Since the Fall, the question has been “How can impure people come close to a pure, holy God?”. Laws about purity and pollution are simply ways to deal with the fallout of life outside the Garden, “lest they die in their uncleanness” (Leviticus 15:31). God set up these laws because He wants to be with His people: “You shall be holy to me, for I the Lord am holy and have separated you from the peoples, that you should be mine” (Leviticus 20:26).  

Purity in the New Testament 

Jesus is the clearest way God has spoken. If you want to know how God feels about something, watch what Jesus does. The gospels are full of instances where Jesus is with those who should pollute Him. Matthew 8:1-3 is the story of a man with leprosy whom Jesus touches and cleanses. He should be socially distant but Jesus responds by touching him while he’s still ill. Instead of carefully preserving his ritual purity, He moves towards those who should be contaminating Him. He doesn’t just diagnose like an Old Testament priest, He intervenes and changes the situation. Jesus doesn’t get dirty; He makes people clean.

He’s done the same thing from birth. Luke 2 shows Mary, finished with weeks of quarantine, offering the sacrifice required of her by the law. But think, all those weeks she was recovering and ceremonially unclean, God lay in her arms. The Holy of Holies was God’s presence among His people but there was Christ, in the outer court, in the arms of his earthly mother.

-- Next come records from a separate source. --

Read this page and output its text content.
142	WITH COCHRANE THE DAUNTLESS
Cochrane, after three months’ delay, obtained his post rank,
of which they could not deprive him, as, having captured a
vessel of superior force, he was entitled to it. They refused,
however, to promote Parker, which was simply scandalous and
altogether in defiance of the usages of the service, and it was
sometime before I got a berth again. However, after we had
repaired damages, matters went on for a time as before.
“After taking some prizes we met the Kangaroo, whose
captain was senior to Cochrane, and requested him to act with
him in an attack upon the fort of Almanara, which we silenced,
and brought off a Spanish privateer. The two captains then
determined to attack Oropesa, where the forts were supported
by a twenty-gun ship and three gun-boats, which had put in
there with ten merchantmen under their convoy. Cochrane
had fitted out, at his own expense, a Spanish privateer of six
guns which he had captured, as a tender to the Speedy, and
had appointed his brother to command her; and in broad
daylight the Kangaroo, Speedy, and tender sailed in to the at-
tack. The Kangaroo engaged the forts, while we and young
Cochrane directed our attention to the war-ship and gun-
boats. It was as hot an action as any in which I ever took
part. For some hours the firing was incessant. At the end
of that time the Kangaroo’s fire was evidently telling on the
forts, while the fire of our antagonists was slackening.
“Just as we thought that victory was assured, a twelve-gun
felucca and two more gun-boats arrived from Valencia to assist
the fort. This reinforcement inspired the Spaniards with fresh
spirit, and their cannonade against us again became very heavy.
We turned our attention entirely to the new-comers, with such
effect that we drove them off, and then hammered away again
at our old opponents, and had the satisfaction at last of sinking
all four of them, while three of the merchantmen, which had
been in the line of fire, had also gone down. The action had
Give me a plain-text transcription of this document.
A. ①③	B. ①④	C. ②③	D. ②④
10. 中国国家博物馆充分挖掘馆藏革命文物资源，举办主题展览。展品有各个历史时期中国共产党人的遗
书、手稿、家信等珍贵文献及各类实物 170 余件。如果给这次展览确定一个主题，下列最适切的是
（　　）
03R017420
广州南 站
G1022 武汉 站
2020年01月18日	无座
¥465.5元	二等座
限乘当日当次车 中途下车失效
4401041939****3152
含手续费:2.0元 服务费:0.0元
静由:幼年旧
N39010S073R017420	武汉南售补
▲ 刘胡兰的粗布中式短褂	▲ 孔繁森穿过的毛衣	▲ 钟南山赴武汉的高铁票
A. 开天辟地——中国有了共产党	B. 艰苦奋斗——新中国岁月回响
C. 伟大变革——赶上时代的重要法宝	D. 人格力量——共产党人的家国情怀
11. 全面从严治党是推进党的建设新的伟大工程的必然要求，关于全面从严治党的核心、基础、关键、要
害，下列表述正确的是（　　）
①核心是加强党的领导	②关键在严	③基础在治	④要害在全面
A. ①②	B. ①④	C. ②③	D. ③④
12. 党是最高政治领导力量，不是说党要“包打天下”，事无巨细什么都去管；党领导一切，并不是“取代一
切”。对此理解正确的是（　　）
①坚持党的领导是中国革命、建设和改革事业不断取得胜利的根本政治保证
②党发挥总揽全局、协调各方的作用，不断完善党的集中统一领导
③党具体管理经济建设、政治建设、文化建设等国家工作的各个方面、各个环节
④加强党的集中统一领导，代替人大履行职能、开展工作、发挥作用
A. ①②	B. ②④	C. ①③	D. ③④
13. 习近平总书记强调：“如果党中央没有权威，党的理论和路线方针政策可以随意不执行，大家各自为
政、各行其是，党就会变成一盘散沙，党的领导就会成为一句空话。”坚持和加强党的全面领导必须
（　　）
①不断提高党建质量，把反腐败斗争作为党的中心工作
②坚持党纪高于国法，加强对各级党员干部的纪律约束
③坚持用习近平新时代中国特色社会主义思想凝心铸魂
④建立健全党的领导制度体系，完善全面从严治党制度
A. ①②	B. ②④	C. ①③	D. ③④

So, what do we learn about God by looking at purity and pollution? It points to the holiness and otherness of God: we can’t presume to approach God on our terms, but He delights to come to us. The good news for Jesus followers is that God is the one who makes the move so we can know and enjoy Him. John 1:14 says the Word became flesh and dwelt among us…”. He chose to be born from the body of a young, ritually unclean, poor, unmarried woman from a persecuted minority. He went to the region of the unclean and instead of just diagnosing the illness, offers up His own life to make us clean. He doesn’t lower His standards; He fulfils them Himself. Those who accept His sacrifice are marked by the Holy Spirit and welcomed into the community of His purified people.